Today on the site there is absolutely no information about the team members. All the information that users have is a contact page where the email address and name of the community manager are indicated.
At the beginning of 2018, the team was busy refactoring their code, releasing a new public API in March 2018. Continuing to fulfill the goals set for the project, in the first quarter of 2018 the team entered the Asian market. Apparently, the promotion to Central Asia and Africa is slightly behind the plans.
With a primary focus on privacy, Bytecoin competes with other private coins like Monero, Zcash and Dash. In general, Monero is a fork from the original Bytecoin code. Monero supporters argue that the original BCN coins (80%) could have been mined 2 years before the public release, however this issue is still being discussed by both parties.
Where to buy Bytecoin (BCN)
Although the Bytecoin roadmap promised BCN listing on a bunch of new crypto exchanges back in the third quarter of 2018, we still have just a few options.
You can buy BCN for BTC on the HitBTC and Poloniex exchanges.
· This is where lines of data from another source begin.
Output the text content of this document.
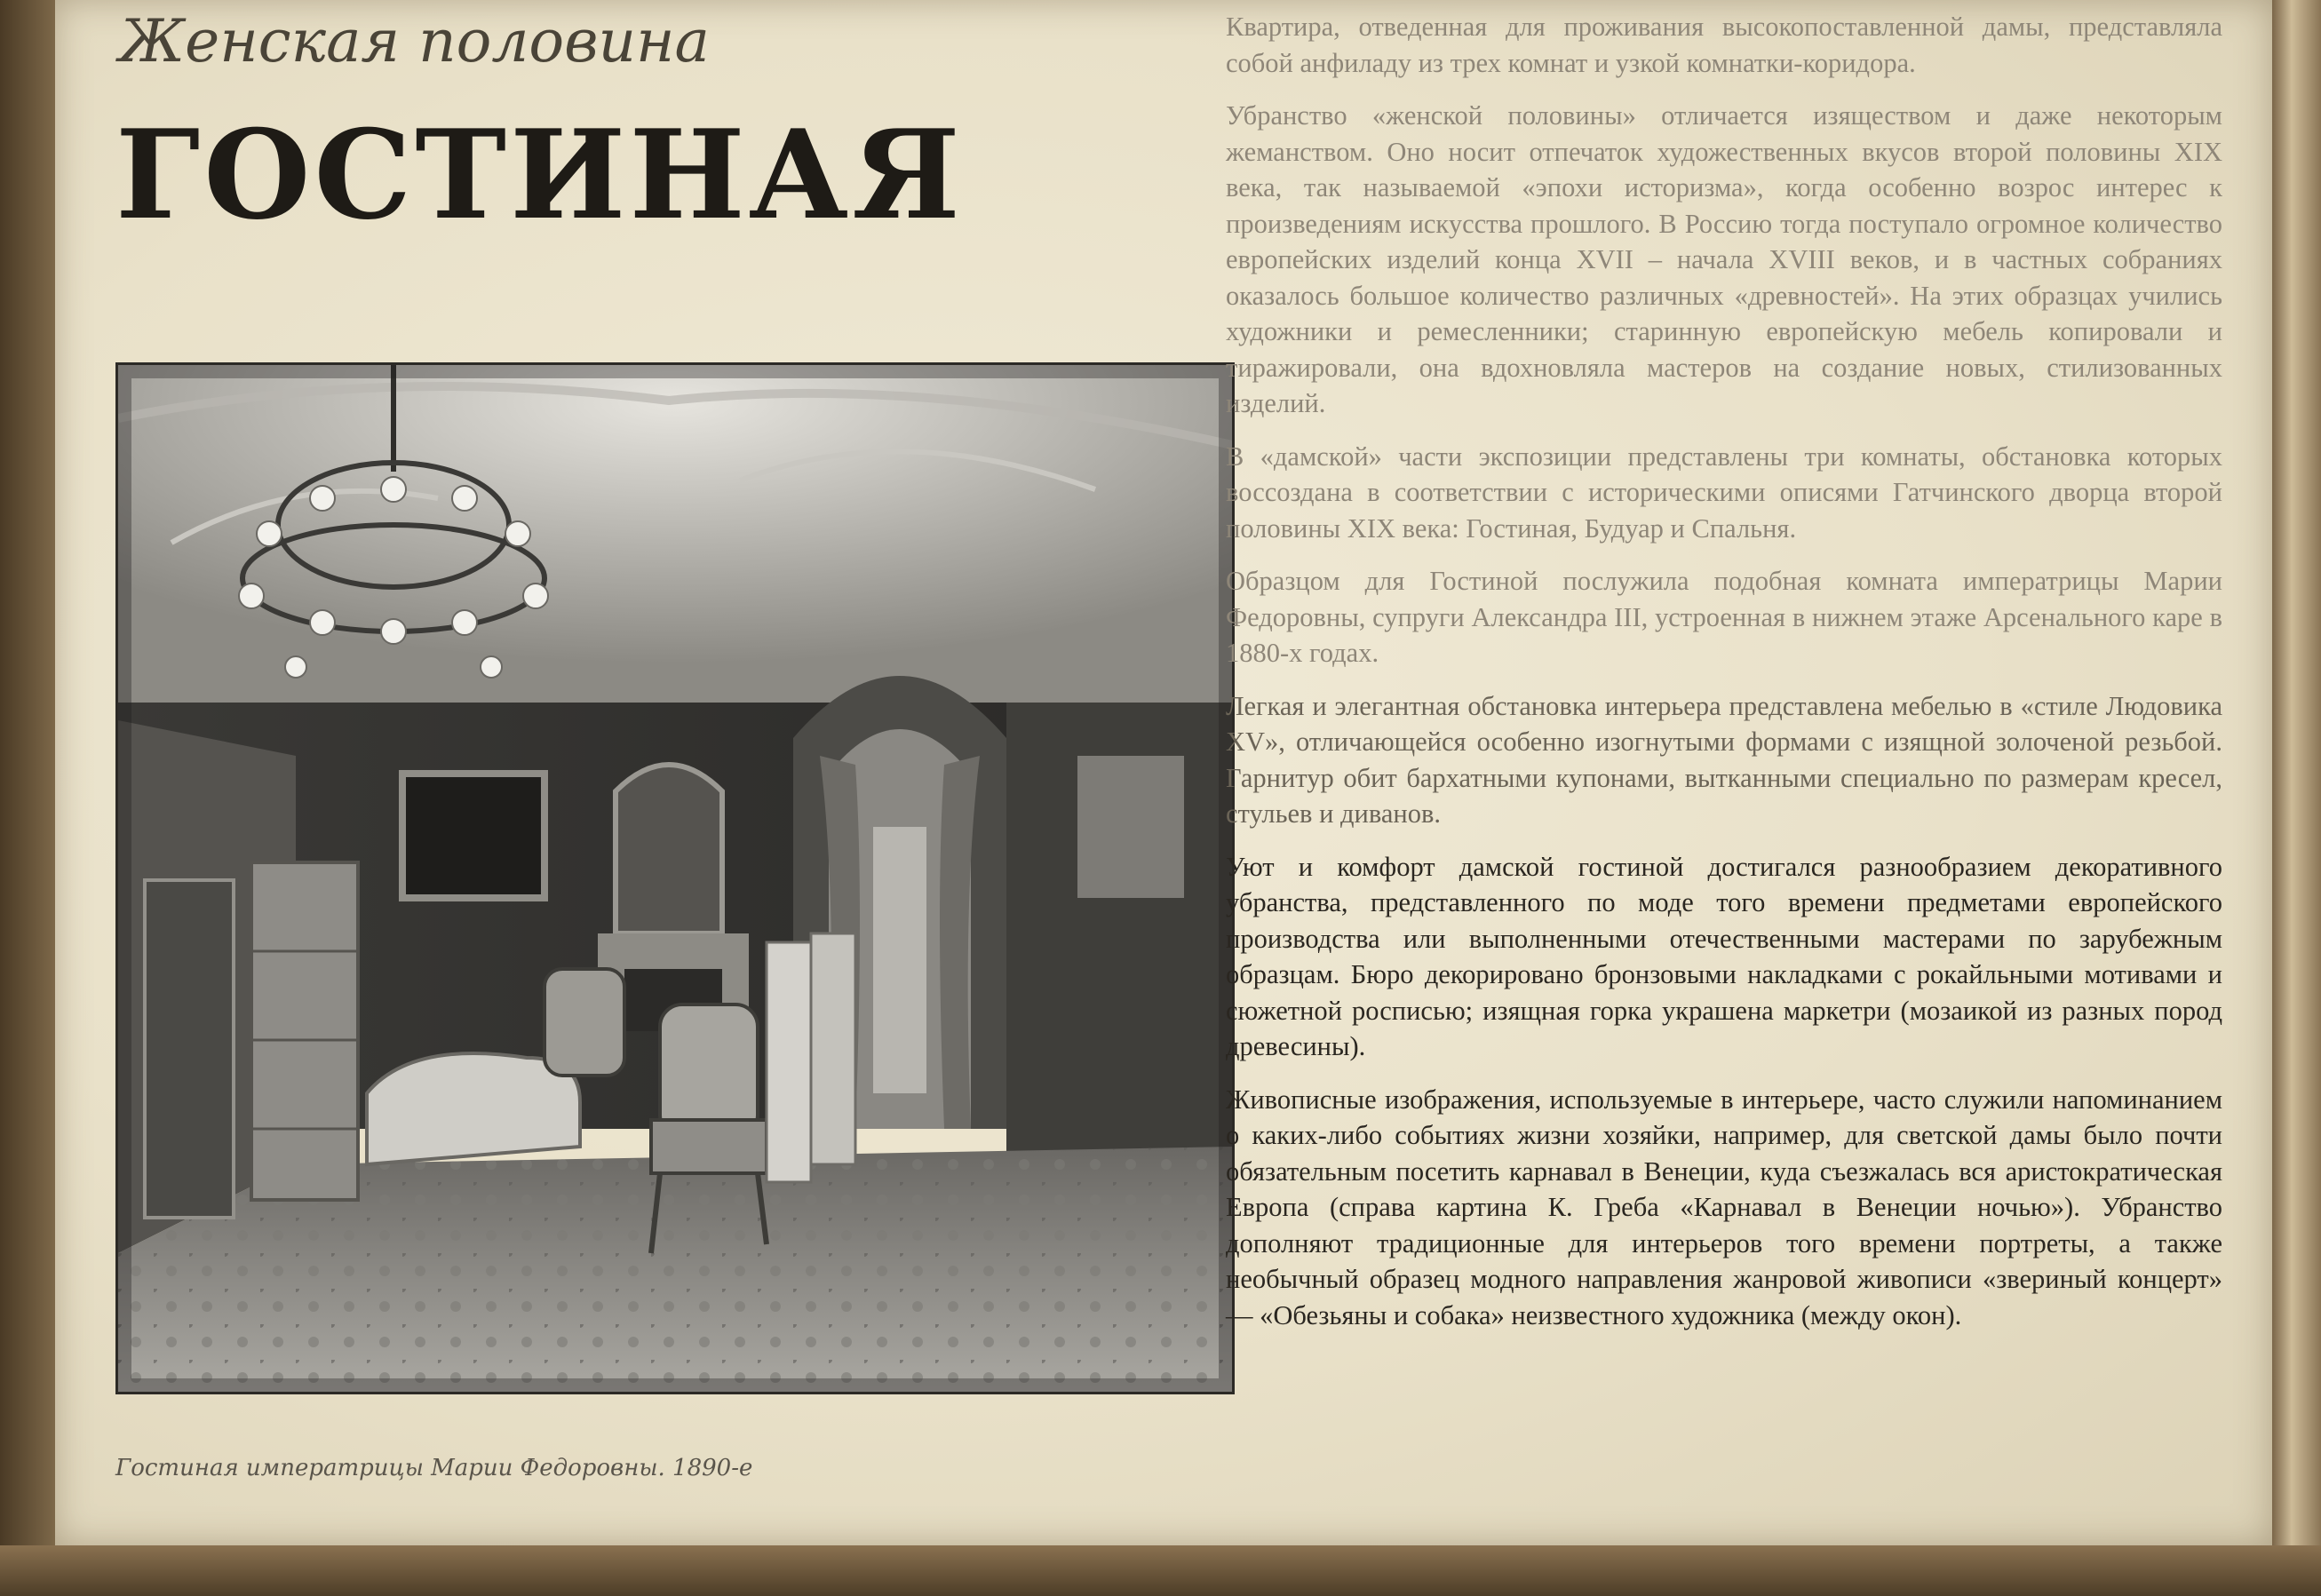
Женская половина
ГОСТИНАЯ

Гостиная императрицы Марии Федоровны. 1890-е

Квартира, отведенная для проживания высокопоставленной дамы, представляла собой анфиладу из трех комнат и узкой комнатки-коридора.

Убранство «женской половины» отличается изяществом и даже некоторым жеманством. Оно носит отпечаток художественных вкусов второй половины XIX века, так называемой «эпохи историзма», когда особенно возрос интерес к произведениям искусства прошлого. В Россию тогда поступало огромное количество европейских изделий конца XVII – начала XVIII веков, и в частных собраниях оказалось большое количество различных «древностей». На этих образцах учились художники и ремесленники; старинную европейскую мебель копировали и тиражировали, она вдохновляла мастеров на создание новых, стилизованных изделий.

В «дамской» части экспозиции представлены три комнаты, обстановка которых воссоздана в соответствии с историческими описями Гатчинского дворца второй половины XIX века: Гостиная, Будуар и Спальня.

Образцом для Гостиной послужила подобная комната императрицы Марии Федоровны, супруги Александра III, устроенная в нижнем этаже Арсенального каре в 1880-х годах.

Легкая и элегантная обстановка интерьера представлена мебелью в «стиле Людовика XV», отличающейся особенно изогнутыми формами с изящной золоченой резьбой. Гарнитур обит бархатными купонами, вытканными специально по размерам кресел, стульев и диванов.

Уют и комфорт дамской гостиной достигался разнообразием декоративного убранства, представленного по моде того времени предметами европейского производства или выполненными отечественными мастерами по зарубежным образцам. Бюро декорировано бронзовыми накладками с рокайльными мотивами и сюжетной росписью; изящная горка украшена маркетри (мозаикой из разных пород древесины).

Живописные изображения, используемые в интерьере, часто служили напоминанием о каких-либо событиях жизни хозяйки, например, для светской дамы было почти обязательным посетить карнавал в Венеции, куда съезжалась вся аристократическая Европа (справа картина К. Греба «Карнавал в Венеции ночью»). Убранство дополняют традиционные для интерьеров того времени портреты, а также необычный образец модного направления жанровой живописи «звериный концерт» — «Обезьяны и собака» неизвестного художника (между окон).
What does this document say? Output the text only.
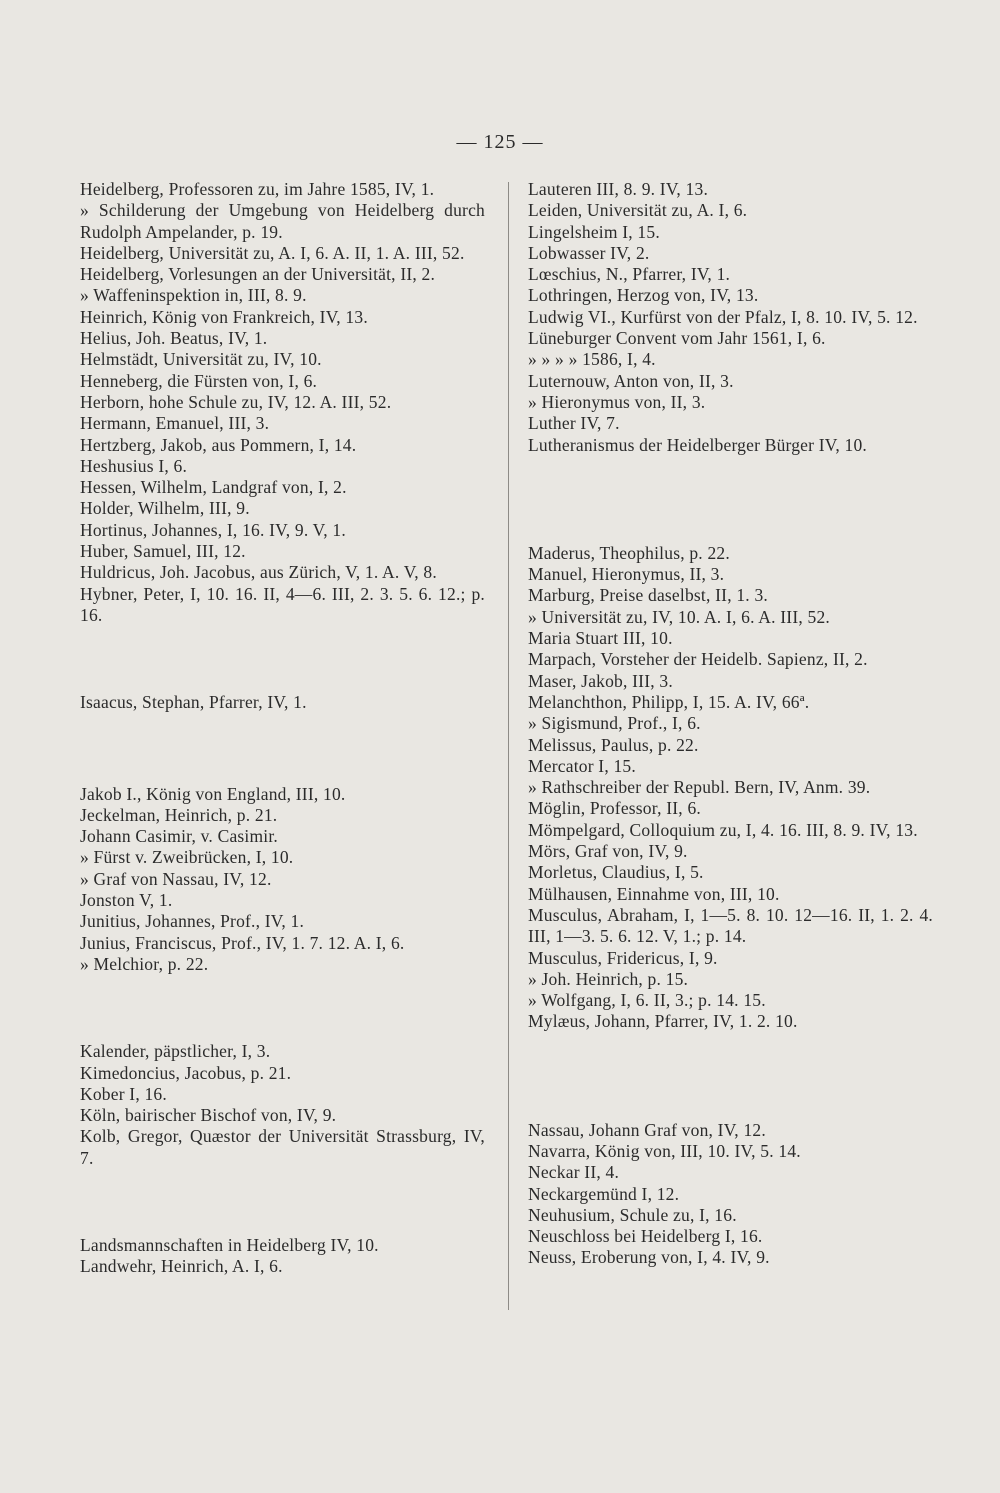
— 125 —
Heidelberg, Professoren zu, im Jahre 1585, IV, 1.
» Schilderung der Umgebung von Heidelberg durch Rudolph Ampelander, p. 19.
Heidelberg, Universität zu, A. I, 6. A. II, 1. A. III, 52.
Heidelberg, Vorlesungen an der Universität, II, 2.
» Waffeninspektion in, III, 8. 9.
Heinrich, König von Frankreich, IV, 13.
Helius, Joh. Beatus, IV, 1.
Helmstädt, Universität zu, IV, 10.
Henneberg, die Fürsten von, I, 6.
Herborn, hohe Schule zu, IV, 12. A. III, 52.
Hermann, Emanuel, III, 3.
Hertzberg, Jakob, aus Pommern, I, 14.
Heshusius I, 6.
Hessen, Wilhelm, Landgraf von, I, 2.
Holder, Wilhelm, III, 9.
Hortinus, Johannes, I, 16. IV, 9. V, 1.
Huber, Samuel, III, 12.
Huldricus, Joh. Jacobus, aus Zürich, V, 1. A. V, 8.
Hybner, Peter, I, 10. 16. II, 4—6. III, 2. 3. 5. 6. 12.; p. 16.
Isaacus, Stephan, Pfarrer, IV, 1.
Jakob I., König von England, III, 10.
Jeckelman, Heinrich, p. 21.
Johann Casimir, v. Casimir.
» Fürst v. Zweibrücken, I, 10.
» Graf von Nassau, IV, 12.
Jonston V, 1.
Junitius, Johannes, Prof., IV, 1.
Junius, Franciscus, Prof., IV, 1. 7. 12. A. I, 6.
» Melchior, p. 22.
Kalender, päpstlicher, I, 3.
Kimedoncius, Jacobus, p. 21.
Kober I, 16.
Köln, bairischer Bischof von, IV, 9.
Kolb, Gregor, Quæstor der Universität Strassburg, IV, 7.
Landsmannschaften in Heidelberg IV, 10.
Landwehr, Heinrich, A. I, 6.
Lauteren III, 8. 9. IV, 13.
Leiden, Universität zu, A. I, 6.
Lingelsheim I, 15.
Lobwasser IV, 2.
Lœschius, N., Pfarrer, IV, 1.
Lothringen, Herzog von, IV, 13.
Ludwig VI., Kurfürst von der Pfalz, I, 8. 10. IV, 5. 12.
Lüneburger Convent vom Jahr 1561, I, 6.
» » » » 1586, I, 4.
Luternouw, Anton von, II, 3.
» Hieronymus von, II, 3.
Luther IV, 7.
Lutheranismus der Heidelberger Bürger IV, 10.
Maderus, Theophilus, p. 22.
Manuel, Hieronymus, II, 3.
Marburg, Preise daselbst, II, 1. 3.
» Universität zu, IV, 10. A. I, 6. A. III, 52.
Maria Stuart III, 10.
Marpach, Vorsteher der Heidelb. Sapienz, II, 2.
Maser, Jakob, III, 3.
Melanchthon, Philipp, I, 15. A. IV, 66ª.
» Sigismund, Prof., I, 6.
Melissus, Paulus, p. 22.
Mercator I, 15.
» Rathschreiber der Republ. Bern, IV, Anm. 39.
Möglin, Professor, II, 6.
Mömpelgard, Colloquium zu, I, 4. 16. III, 8. 9. IV, 13.
Mörs, Graf von, IV, 9.
Morletus, Claudius, I, 5.
Mülhausen, Einnahme von, III, 10.
Musculus, Abraham, I, 1—5. 8. 10. 12—16. II, 1. 2. 4. III, 1—3. 5. 6. 12. V, 1.; p. 14.
Musculus, Fridericus, I, 9.
» Joh. Heinrich, p. 15.
» Wolfgang, I, 6. II, 3.; p. 14. 15.
Mylæus, Johann, Pfarrer, IV, 1. 2. 10.
Nassau, Johann Graf von, IV, 12.
Navarra, König von, III, 10. IV, 5. 14.
Neckar II, 4.
Neckargemünd I, 12.
Neuhusium, Schule zu, I, 16.
Neuschloss bei Heidelberg I, 16.
Neuss, Eroberung von, I, 4. IV, 9.
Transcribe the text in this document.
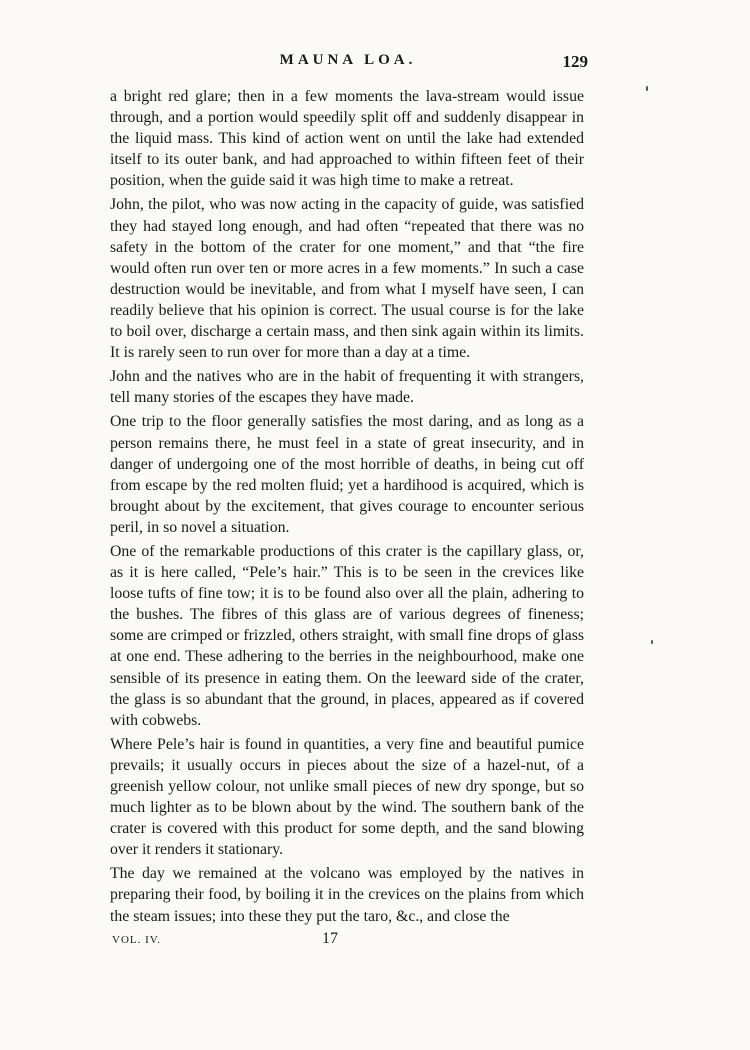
MAUNA LOA.	129

a bright red glare; then in a few moments the lava-stream would issue through, and a portion would speedily split off and suddenly disappear in the liquid mass. This kind of action went on until the lake had extended itself to its outer bank, and had approached to within fifteen feet of their position, when the guide said it was high time to make a retreat.

John, the pilot, who was now acting in the capacity of guide, was satisfied they had stayed long enough, and had often “repeated that there was no safety in the bottom of the crater for one moment,” and that “the fire would often run over ten or more acres in a few moments.” In such a case destruction would be inevitable, and from what I myself have seen, I can readily believe that his opinion is correct. The usual course is for the lake to boil over, discharge a certain mass, and then sink again within its limits. It is rarely seen to run over for more than a day at a time.

John and the natives who are in the habit of frequenting it with strangers, tell many stories of the escapes they have made.

One trip to the floor generally satisfies the most daring, and as long as a person remains there, he must feel in a state of great insecurity, and in danger of undergoing one of the most horrible of deaths, in being cut off from escape by the red molten fluid; yet a hardihood is acquired, which is brought about by the excitement, that gives courage to encounter serious peril, in so novel a situation.

One of the remarkable productions of this crater is the capillary glass, or, as it is here called, “Pele’s hair.” This is to be seen in the crevices like loose tufts of fine tow; it is to be found also over all the plain, adhering to the bushes. The fibres of this glass are of various degrees of fineness; some are crimped or frizzled, others straight, with small fine drops of glass at one end. These adhering to the berries in the neighbourhood, make one sensible of its presence in eating them. On the leeward side of the crater, the glass is so abundant that the ground, in places, appeared as if covered with cobwebs.

Where Pele’s hair is found in quantities, a very fine and beautiful pumice prevails; it usually occurs in pieces about the size of a hazel-nut, of a greenish yellow colour, not unlike small pieces of new dry sponge, but so much lighter as to be blown about by the wind. The southern bank of the crater is covered with this product for some depth, and the sand blowing over it renders it stationary.

The day we remained at the volcano was employed by the natives in preparing their food, by boiling it in the crevices on the plains from which the steam issues; into these they put the taro, &c., and close the

VOL. IV.	17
Before trading on these platforms, you first need to buy Bitcoin on another cryptocurrency exchange such as Yobit or Exmo.
- Desktop wallet
- Online wallet
- Mobile wallet
Mobile wallets are currently only available to Android users. The team has not yet announced a release date for iOS wallets.
Using all these wallets, you will need to go through two-factor authentication. These additional measures will provide additional security for your wallet.
Despite constant comparisons with Bitcoin, the whitepaper of the team makes it clear that BCN is not a replacement for BTC. Instead, the creators of the project see only the pros in the simultaneous existence of several strong cryptocurrencies.
The team’s recent appeal to transparency and closer contact with the public is credible with the project, which many considered highly doubtful. However, the project is still criticized for some points such as the situation with the pump-and-dump on Binance.
As governments around the world continue to get involved in the cryptosphere, interest in private coins will only grow. However, it is not yet clear whether Bytecoin will become the most popular of all existing private coins.